Indenização por Danos Morais
O trabalhador pode pleitear indenização por danos morais pelo sofrimento psíquico causado pelo assédio. O valor da indenização é arbitrado pelo juiz e leva em conta a gravidade da conduta, a duração do assédio, a capacidade econômica do empregador e o impacto na vida do trabalhador.
Após a Reforma Trabalhista de 2017, o artigo 223-G da CLT estabeleceu parâmetros para a fixação de indenizações por danos morais, classificando as ofensas em leves, médias, graves e gravíssimas, com valores vinculados ao último salário contratual do trabalhador.
Indenização por Danos Materiais
Se o assédio causou gastos com tratamento médico, medicamentos, terapia psicológica ou perda de renda, o trabalhador pode cobrar indenização por danos materiais (danos emergentes e lucros cessantes).
Estabilidade Provisória
Caso o trabalhador desenvolva doença ocupacional em razão do assédio e se afaste pelo INSS com auxílio-doença acidentário (B91), ele terá direito à estabilidade provisória de 12 meses após o retorno ao trabalho, nos termos do artigo 118 da Lei nº 8.213/1991.

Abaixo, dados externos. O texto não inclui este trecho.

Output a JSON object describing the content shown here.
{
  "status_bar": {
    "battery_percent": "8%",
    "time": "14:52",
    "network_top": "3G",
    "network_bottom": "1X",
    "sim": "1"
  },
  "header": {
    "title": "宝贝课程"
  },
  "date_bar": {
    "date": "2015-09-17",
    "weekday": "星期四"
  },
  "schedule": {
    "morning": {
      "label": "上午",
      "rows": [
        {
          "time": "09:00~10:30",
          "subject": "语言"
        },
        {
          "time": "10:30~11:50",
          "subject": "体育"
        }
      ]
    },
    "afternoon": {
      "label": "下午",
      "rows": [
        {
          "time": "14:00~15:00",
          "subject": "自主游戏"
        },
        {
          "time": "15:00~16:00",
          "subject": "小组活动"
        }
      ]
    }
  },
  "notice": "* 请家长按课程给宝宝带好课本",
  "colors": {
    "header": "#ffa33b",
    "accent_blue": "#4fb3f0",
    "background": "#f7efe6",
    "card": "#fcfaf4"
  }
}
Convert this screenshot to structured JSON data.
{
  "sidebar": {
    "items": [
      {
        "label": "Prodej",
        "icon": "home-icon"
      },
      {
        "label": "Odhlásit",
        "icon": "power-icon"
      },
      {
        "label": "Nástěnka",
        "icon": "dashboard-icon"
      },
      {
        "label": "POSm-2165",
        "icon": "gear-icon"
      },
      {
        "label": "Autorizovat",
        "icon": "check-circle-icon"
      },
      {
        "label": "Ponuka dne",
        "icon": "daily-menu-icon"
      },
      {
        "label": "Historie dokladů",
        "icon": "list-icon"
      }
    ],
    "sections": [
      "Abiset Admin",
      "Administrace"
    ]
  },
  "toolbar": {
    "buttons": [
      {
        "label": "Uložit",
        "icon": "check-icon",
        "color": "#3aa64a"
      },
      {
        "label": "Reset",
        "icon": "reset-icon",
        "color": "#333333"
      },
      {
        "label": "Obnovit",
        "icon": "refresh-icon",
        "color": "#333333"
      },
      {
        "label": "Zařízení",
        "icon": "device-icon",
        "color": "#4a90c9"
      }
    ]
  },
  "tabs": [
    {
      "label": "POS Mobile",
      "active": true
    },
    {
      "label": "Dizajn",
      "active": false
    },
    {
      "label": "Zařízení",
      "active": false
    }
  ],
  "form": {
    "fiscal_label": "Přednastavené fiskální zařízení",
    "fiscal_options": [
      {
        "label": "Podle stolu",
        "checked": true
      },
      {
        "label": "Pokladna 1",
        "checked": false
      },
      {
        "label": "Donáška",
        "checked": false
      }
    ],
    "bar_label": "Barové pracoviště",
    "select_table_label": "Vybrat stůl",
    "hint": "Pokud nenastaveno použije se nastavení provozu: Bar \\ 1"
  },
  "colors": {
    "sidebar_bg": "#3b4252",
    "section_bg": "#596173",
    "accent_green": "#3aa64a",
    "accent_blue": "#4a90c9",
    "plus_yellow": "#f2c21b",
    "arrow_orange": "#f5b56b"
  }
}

O Papel do Empregador na Prevenção
O empregador tem o dever legal de garantir um ambiente de trabalho saudável e seguro. A tolerância com práticas de assédio moral pode gerar responsabilidade solidária ou subsidiária da empresa, mesmo quando a conduta parte de outro empregado.
Boas práticas empresariais incluem:
- Implementação de canais de denúncia internos (ouvidoria, compliance).
- Treinamentos periódicos sobre respeito no ambiente de trabalho.
- Política de tolerância zero contra assédio, com punição exemplar dos assediadores.
- Acompanhamento psicológico para trabalhadores em situação de vulnerabilidade.
Prazos Para Agir
O trabalhador que sofre assédio moral tem o prazo de 2 anos após o término do contrato de trabalho para ingressar com ação trabalhista, podendo reivindicar direitos relativos aos últimos 5 anos do contrato. Não espere — quanto mais cedo buscar orientação jurídica, melhores as chances de reunir provas e obter uma reparação justa.
Considerações Finais
O assédio moral no trabalho é uma violação gravíssima aos direitos fundamentais do trabalhador. Se você está passando por essa situação, saiba que a lei está ao seu lado. Reúna provas, busque apoio psicológico e procure orientação jurídica especializada para avaliar as medidas cabíveis. Você não precisa enfrentar isso sozinho.
Este artigo tem caráter meramente informativo e educativo, nos termos do Provimento 205/2021 da OAB. Não constitui aconselhamento jurídico. Para análise do seu caso concreto, consulte um advogado de sua confiança.